To get the level of detail you want, you'll need to either read the code directly, or talk to the folks that wrote it. You may be able to find detail at this level in theses of the paper authors (those who were students for the papers) if you need something citable. I've emailed a couple of relax-experienced folks to let them weigh in.

Sun, 2012-01-15 14:42
smlewis

Mike Tyka in the Baker lab is the person who has done the most work with the relax code - looking at publications by MD Tyka is a good place to start. The recent "Algorithm discovery by protein folding game players." paper by Khatib et al. in PNAS will likely be a good read - the algorithm it talks about is a variant of the relax protocol, and has some discussion of the comparison.

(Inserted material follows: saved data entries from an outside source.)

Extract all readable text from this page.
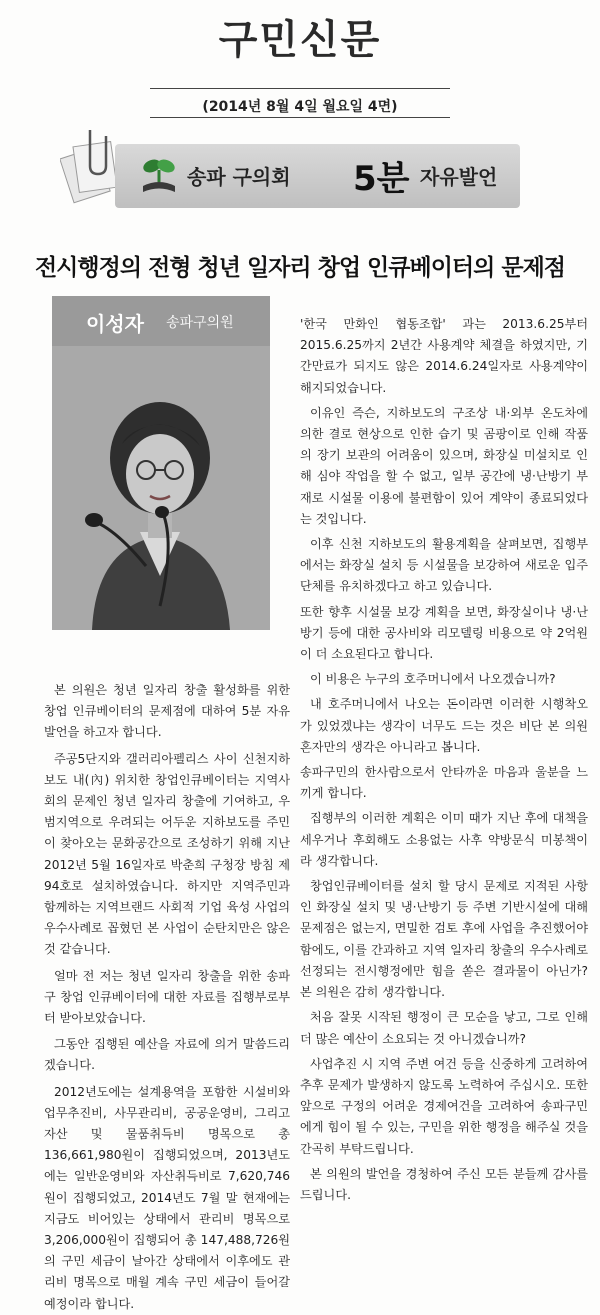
구민신문
(2014년 8월 4일 월요일 4면)
송파 구의회 5분 자유발언
전시행정의 전형 청년 일자리 창업 인큐베이터의 문제점
이성자 송파구의원	'한국 만화인 협동조합' 과는 2013.6.25부터 2015.6.25까지 2년간 사용계약 체결을 하였지만, 기간만료가 되지도 않은 2014.6.24일자로 사용계약이 해지되었습니다.

이유인 즉슨, 지하보도의 구조상 내·외부 온도차에 의한 결로 현상으로 인한 습기 및 곰팡이로 인해 작품의 장기 보관의 어려움이 있으며, 화장실 미설치로 인해 심야 작업을 할 수 없고, 일부 공간에 냉·난방기 부재로 시설물 이용에 불편함이 있어 계약이 종료되었다는 것입니다.

이후 신천 지하보도의 활용계획을 살펴보면, 집행부에서는 화장실 설치 등 시설물을 보강하여 새로운 입주단체를 유치하겠다고 하고 있습니다.

또한 향후 시설물 보강 계획을 보면, 화장실이나 냉·난방기 등에 대한 공사비와 리모델링 비용으로 약 2억원이 더 소요된다고 합니다.

이 비용은 누구의 호주머니에서 나오겠습니까?

내 호주머니에서 나오는 돈이라면 이러한 시행착오가 있었겠냐는 생각이 너무도 드는 것은 비단 본 의원 혼자만의 생각은 아니라고 봅니다.

송파구민의 한사람으로서 안타까운 마음과 울분을 느끼게 합니다.

집행부의 이러한 계획은 이미 때가 지난 후에 대책을 세우거나 후회해도 소용없는 사후 약방문식 미봉책이라 생각합니다.

창업인큐베이터를 설치 할 당시 문제로 지적된 사항인 화장실 설치 및 냉·난방기 등 주변 기반시설에 대해 문제점은 없는지, 면밀한 검토 후에 사업을 추진했어야 함에도, 이를 간과하고 지역 일자리 창출의 우수사례로 선정되는 전시행정에만 힘을 쏟은 결과물이 아닌가? 본 의원은 감히 생각합니다.

처음 잘못 시작된 행정이 큰 모순을 낳고, 그로 인해 더 많은 예산이 소요되는 것 아니겠습니까?

사업추진 시 지역 주변 여건 등을 신중하게 고려하여 추후 문제가 발생하지 않도록 노력하여 주십시오. 또한 앞으로 구정의 어려운 경제여건을 고려하여 송파구민에게 힘이 될 수 있는, 구민을 위한 행정을 해주실 것을 간곡히 부탁드립니다.

본 의원의 발언을 경청하여 주신 모든 분들께 감사를 드립니다.

본 의원은 청년 일자리 창출 활성화를 위한 창업 인큐베이터의 문제점에 대하여 5분 자유발언을 하고자 합니다.

주공5단지와 갤러리아펠리스 사이 신천지하보도 내(內) 위치한 창업인큐베이터는 지역사회의 문제인 청년 일자리 창출에 기여하고, 우범지역으로 우려되는 어두운 지하보도를 주민이 찾아오는 문화공간으로 조성하기 위해 지난 2012년 5월 16일자로 박춘희 구청장 방침 제94호로 설치하였습니다. 하지만 지역주민과 함께하는 지역브랜드 사회적 기업 육성 사업의 우수사례로 꼽혔던 본 사업이 순탄치만은 않은 것 같습니다.

얼마 전 저는 청년 일자리 창출을 위한 송파구 창업 인큐베이터에 대한 자료를 집행부로부터 받아보았습니다.

그동안 집행된 예산을 자료에 의거 말씀드리겠습니다.

2012년도에는 설계용역을 포함한 시설비와 업무추진비, 사무관리비, 공공운영비, 그리고 자산 및 물품취득비 명목으로 총 136,661,980원이 집행되었으며, 2013년도에는 일반운영비와 자산취득비로 7,620,746원이 집행되었고, 2014년도 7월 말 현재에는 지금도 비어있는 상태에서 관리비 명목으로 3,206,000원이 집행되어 총 147,488,726원의 구민 세금이 날아간 상태에서 이후에도 관리비 명목으로 매월 계속 구민 세금이 들어갈 예정이라 합니다.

Keep in mind that there are several different relax protocols, each accessible through the relax application. I'm not sure about 3.1, but I don't believe the default for 3.3 ("fast relax") has an official reference paper yet. (Although it's discussed in broad brush strokes by Khatib et al.)

Sun, 2012-01-15 15:00
rmoretti

Hi, thanks for your replies.

I'll read the paper mentioned and see if that helps. I think I'll be able to get away without too much detail but was quite interested myself as to what it actually does.

I guess only when the protein folding problem is solved and the software stops changing will it be worth properly documenting everything to the public.

Tue, 2012-01-31 05:46
Matthys

The lack of good documentation on a large number of protocols is something that frustrates even Rosetta developers. We're trying to get better on putting out good documentation (e.g. the RosettaCon2011 Tutorials Collection), but we have a ways to go. Hopefully we won't have to wait until the protein folding problem is solved before we get decent documentation, but you're correct that continual improvements complicate producing it.

That said, it's worth pointing out that you have access to the code. I realize that not everyone can read C++, and Rosetta code tends toward the complex/opaque ends of things to start with, but the code is really the best place to look if you want to know nuts-and-bolts details of how things are done.